Each year, on the following weekend after Easter we hear from John’s Gospel and his well-known story of doubting Thomas. There is something very appropriate in hearing about this all too rational disciple.

‘Have you believed,’ Jesus asks Thomas, ‘because you have seen me? Blessed are those who have not seen and yet believe.’ This famous verse can make us feel very good about ourselves as we sit in our pews. After all, we have not seen Jesus, and yet we believe; how much more blessed are we than Thomas, one of the twelve, who didn’t believe until he saw the risen Christ in the flesh. Thank God we’re not like Doubting Thomas!
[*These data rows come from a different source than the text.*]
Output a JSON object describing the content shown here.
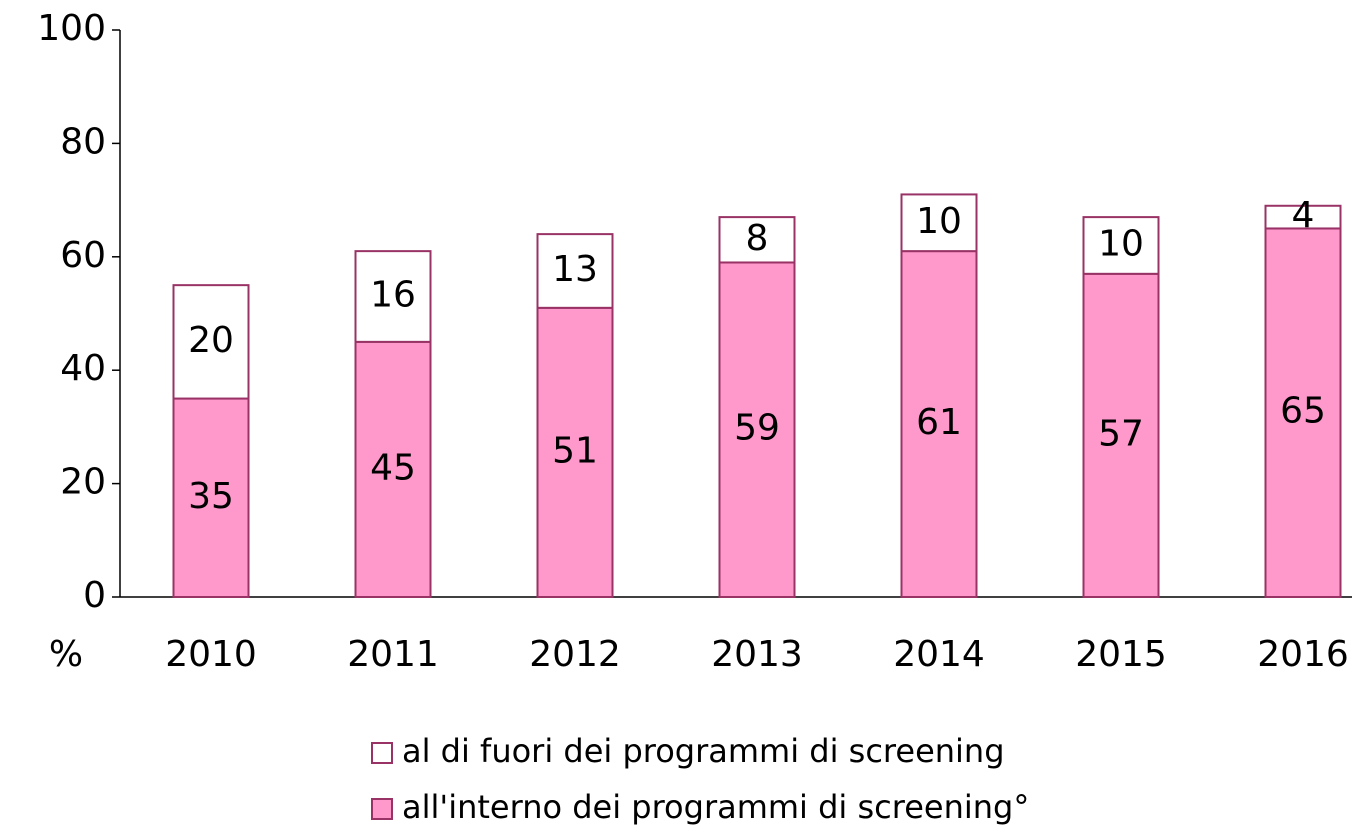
{
  "chart_data": {
    "type": "stacked_bar",
    "ylabel": "%",
    "categories": [
      "2010",
      "2011",
      "2012",
      "2013",
      "2014",
      "2015",
      "2016"
    ],
    "series": [
      {
        "name": "all'interno dei programmi di screening°",
        "color": "#ff99cc",
        "values": [
          35,
          45,
          51,
          59,
          61,
          57,
          65
        ]
      },
      {
        "name": "al di fuori dei programmi di screening",
        "color": "#ffffff",
        "values": [
          20,
          16,
          13,
          8,
          10,
          10,
          4
        ]
      }
    ],
    "edge_color": "#993366",
    "ylim": [
      0,
      100
    ],
    "yticks": [
      0,
      20,
      40,
      60,
      80,
      100
    ],
    "grid": false,
    "legend": "bottom"
  }
}
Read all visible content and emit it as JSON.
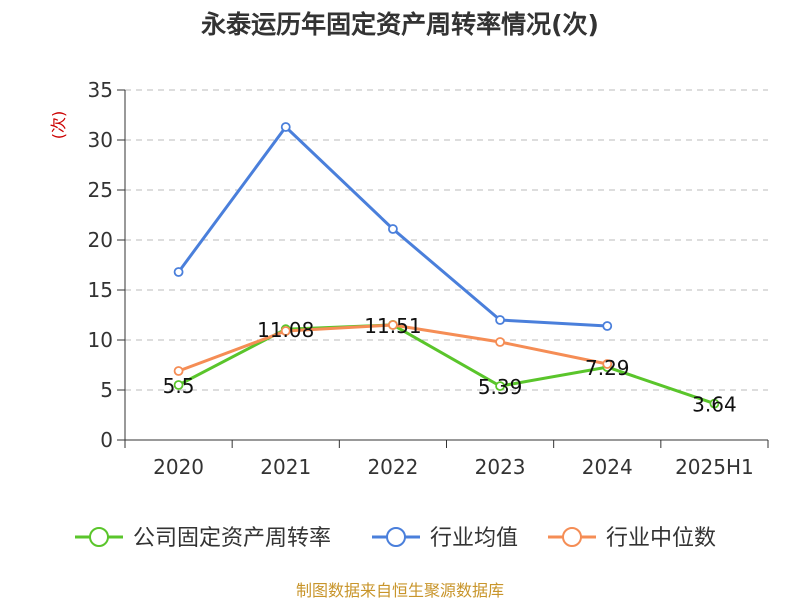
{
  "chart_data": {
    "type": "line",
    "title": "永泰运历年固定资产周转率情况(次)",
    "ylabel": "(次)",
    "categories": [
      "2020",
      "2021",
      "2022",
      "2023",
      "2024",
      "2025H1"
    ],
    "yticks": [
      "0",
      "5",
      "10",
      "15",
      "20",
      "25",
      "30",
      "35"
    ],
    "ylim": [
      0,
      35
    ],
    "grid": true,
    "legend_position": "bottom",
    "series": [
      {
        "name": "公司固定资产周转率",
        "color": "#5ac52b",
        "values": [
          5.5,
          11.08,
          11.51,
          5.39,
          7.29,
          3.64
        ],
        "labels": [
          "5.5",
          "11.08",
          "11.51",
          "5.39",
          "7.29",
          "3.64"
        ]
      },
      {
        "name": "行业均值",
        "color": "#4a7fdb",
        "values": [
          16.8,
          31.3,
          21.1,
          12.0,
          11.4,
          null
        ],
        "labels": []
      },
      {
        "name": "行业中位数",
        "color": "#f58d55",
        "values": [
          6.9,
          10.9,
          11.5,
          9.8,
          7.6,
          null
        ],
        "labels": []
      }
    ]
  },
  "source_text": "制图数据来自恒生聚源数据库",
  "colors": {
    "axis": "#333333",
    "grid": "#bbbbbb",
    "ylabel": "#cc0000",
    "source": "#c8952b"
  }
}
But we should not write Thomas off too quickly. Faith is such a notoriously slippery customer. Belief is difficult to understand and even more difficult to grasp because it seems to come and go. For this reason, people are either afraid of faith or of not having faith. We spend a lifetime asking ourselves what we should do to gain it or make it grow in strength. Why does it seem to come easily to some people and not to others?

Most of us hang onto our faith because we have seen a glimpse of the risen Lord. In our daily lives we occasionally experience something that speaks of God. Words are never adequate in describing this experience. The memories of these experiences linger in our hearts and it is precisely these memories that we can’t let go of. We believe, and that is God’s gift to us.

So, when we hear today Jesus commending those who have not seen and yet believe, remember he does not stipulate how strongly you have to believe but simply that you believe. We remain Christian because we believe. We remain Christian because we hang onto those glimpses of God we have experienced in our lives. What matters is not how much or how strongly we believe but that we do believe.

Perhaps we are more like the apostle Thomas than we realise! Perhaps it is sometimes through our doubt that we also gain faith!

Fr Peter Brannelly


PS: I didn’t win the Lotto first prize!